A noob here. I've cobbled some yacc together, legal, but CHAR and ANYCHAR are very iffy. No lexer and no semantic actions. It gives me an insight into what's going on and what isn't, in the sense that tcl seems to be all about the semantics.

        %token ANYCHAR CHAR NEWLINE SEMICOLON TAB_OR_SPACE 

        %%

        script 
        : commands 
        ;

        commands 
        : command
        | commands SEMICOLON command
        | commands NEWLINE command
        ;

        command 
        : words
        ;

        words 
        : firstWord
        | firstWord TAB_OR_SPACE trailingWords
        | comment
        ;

        firstWord 
        : word
        ;

        trailingWords 
        : word
        | trailingWords TAB_OR_SPACE word
        ;

        word 
        : simpleWord
        | quotedWord
        | bracketedWord
        | wordForSubstitution
        | wordForExpansion
        ;

        simpleWord 
        : CHAR
        | simpleWord CHAR
        ;

        quotedWord 
        : '"' word '"'
        ;

        bracketedWord 
        : '{' word '}'
        ;

        wordForSubstitution 
        : '[' word ']'
        ;

        wordForExpansion 
        : '{' '*' '}' word
        ;

        comment 
        : '#' charList NEWLINE
        ;

        charList 
        : ANYCHAR
        | charList ANYCHAR
        ;

        %%

Here's my attempt. Syntax is EBNF, except that [], {}, ?, *, and + have been borrowed from regular expressions and , is optional. In addition, - may be used to remove characters from a non-terminal composed only of terminals (set difference).
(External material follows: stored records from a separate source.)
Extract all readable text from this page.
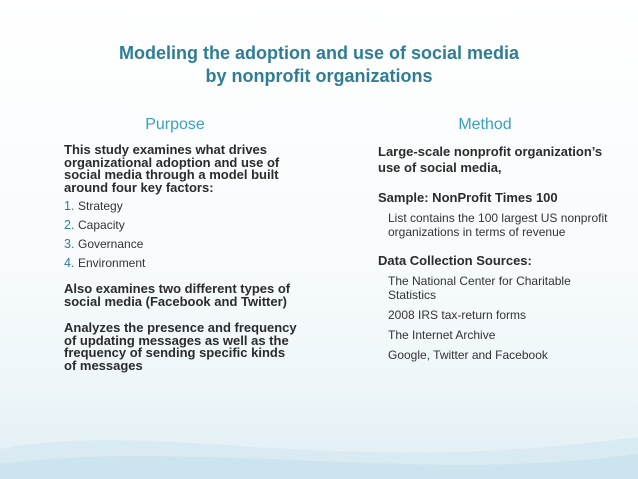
Modeling the adoption and use of social media
by nonprofit organizations
Purpose	Method
This study examines what drives organizational adoption and use of social media through a model built around four key factors:
1. Strategy
2. Capacity
3. Governance
4. Environment
Also examines two different types of social media (Facebook and Twitter)
Analyzes the presence and frequency of updating messages as well as the frequency of sending specific kinds of messages
Large-scale nonprofit organization’s use of social media,
Sample: NonProfit Times 100
List contains the 100 largest US nonprofit organizations in terms of revenue
Data Collection Sources:
The National Center for Charitable Statistics
2008 IRS tax-return forms
The Internet Archive
Google, Twitter and Facebook
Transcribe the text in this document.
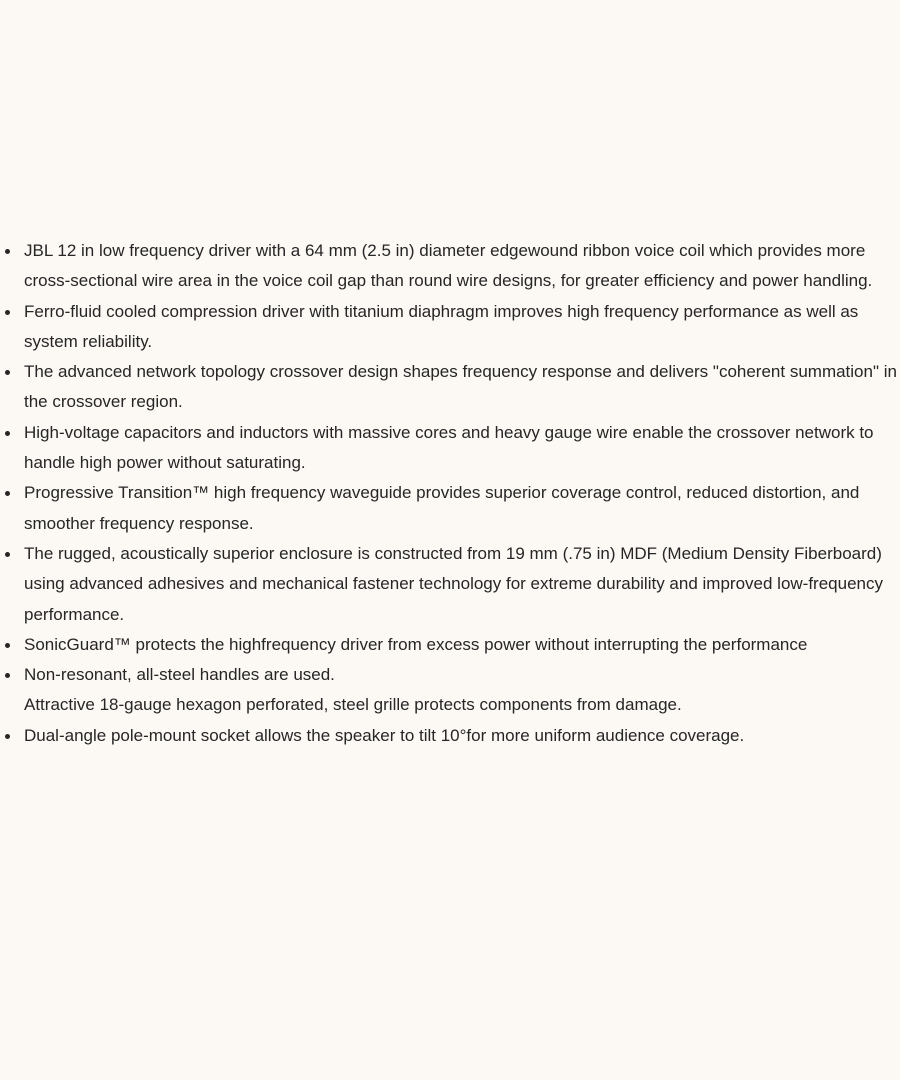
JBL 12 in low frequency driver with a 64 mm (2.5 in) diameter edgewound ribbon voice coil which provides more cross-sectional wire area in the voice coil gap than round wire designs, for greater efficiency and power handling.
Ferro-fluid cooled compression driver with titanium diaphragm improves high frequency performance as well as system reliability.
The advanced network topology crossover design shapes frequency response and delivers "coherent summation" in the crossover region.
High-voltage capacitors and inductors with massive cores and heavy gauge wire enable the crossover network to handle high power without saturating.
Progressive Transition™ high frequency waveguide provides superior coverage control, reduced distortion, and smoother frequency response.
The rugged, acoustically superior enclosure is constructed from 19 mm (.75 in) MDF (Medium Density Fiberboard) using advanced adhesives and mechanical fastener technology for extreme durability and improved low-frequency performance.
SonicGuard™ protects the highfrequency driver from excess power without interrupting the performance
Non-resonant, all-steel handles are used.
Attractive 18-gauge hexagon perforated, steel grille protects components from damage.
Dual-angle pole-mount socket allows the speaker to tilt 10°for more uniform audience coverage.
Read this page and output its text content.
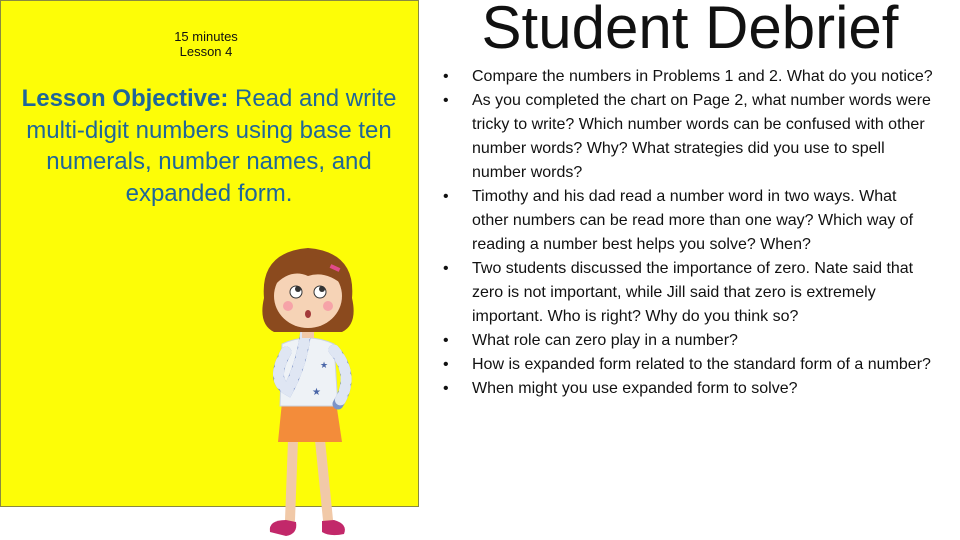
15 minutes
Lesson 4
Lesson Objective: Read and write multi-digit numbers using base ten numerals, number names, and expanded form.
★
★
★
Student Debrief
• Compare the numbers in Problems 1 and 2. What do you notice?
• As you completed the chart on Page 2, what number words were tricky to write? Which number words can be confused with other number words? Why? What strategies did you use to spell number words?
• Timothy and his dad read a number word in two ways. What other numbers can be read more than one way? Which way of reading a number best helps you solve? When?
• Two students discussed the importance of zero. Nate said that zero is not important, while Jill said that zero is extremely important. Who is right? Why do you think so?
• What role can zero play in a number?
• How is expanded form related to the standard form of a number?
• When might you use expanded form to solve?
        script = whitespace* ( command ( terminator script )? | comment ( '\n' script )? )? ;

        command = word ( whitespace+ word )* whitespace* ;
        comment = '#' ( '\\' character | ( character - '\n' ) )* ;

        word = quote | expansion | brace | ( subcommand | variable | escape-sequence | ( character - space - '\\' ) )+ ;

        quote     = '"' ( bracket | variable | continuation | escape-sequence | ( character - '"' ) )* '"' ;
        expansion = '{*}' word ;
        brace     = '{' ( brace | continuation | '\\' ( character - '\n' ) | ( character - '}' ) )* '}' ;

        bracket         = '[' script-bracket ']' ;
        script-bracket  = whitespace* ( command-bracket ( terminator script-bracket )? | comment ( '\n' script-bracket )? )? ;
        command-bracket = word-bracket ( whitespace+ word-bracket )* whitespace* ;
        word-bracket    = quote | expansion | brace | ( bracket | variable | escape-sequence | ( character - space - '\\' - ']' ) )+ ;

        variable       = '$' ( name index? | variable-brace ) ;
        name           = ( [0-9A-Z_a-z] | ':' ':'+ )+ ;
        index          = '(' ( subcommand | variable | continuation | escape-sequence | ( character - ')' ) )* ')' ;
        variable-brace = '{' ( name-brace index-brace | ( character - '}' )* ) '}' ;
        name-brace     = ( character - '(' - '}' )* ;
        index-brace    = '(' ( character - '}' )* ')' ;

        escape-sequence = '\\' ( octal{1,3} | 'x' hex+ | 'u' hex{1,4} | 'U' hex{1,8} | ( character - '\n' ) ) ;

        whitespace   = space | continuation ;
        continuation = '\\\n' space* ;

        terminator = '\n' | ';' ;
        space      = ' ' | '\f' | '\r' | '\t' | '\v' ;
        octal      = [0-7] ;
        hex        = [0-9A-Fa-f] ;
        character  = [\U0000 - \U10FFF] ;

pyk 2021-05-19: Added missing parenthesis in "name-brace" and changed "character" to the full Unicode range. Here's an alternative description of braced variables:

    variable-brace       = '{' array-brace | name-brace '}' ;
    array-brace          = array-name-brace? index-brace? ;
    array-name-brace     = ( character - '(' - '}' )+
    index-brace          = '(' (character - '}')* ')' ;
    name-brace           = ( character - '}' )* ;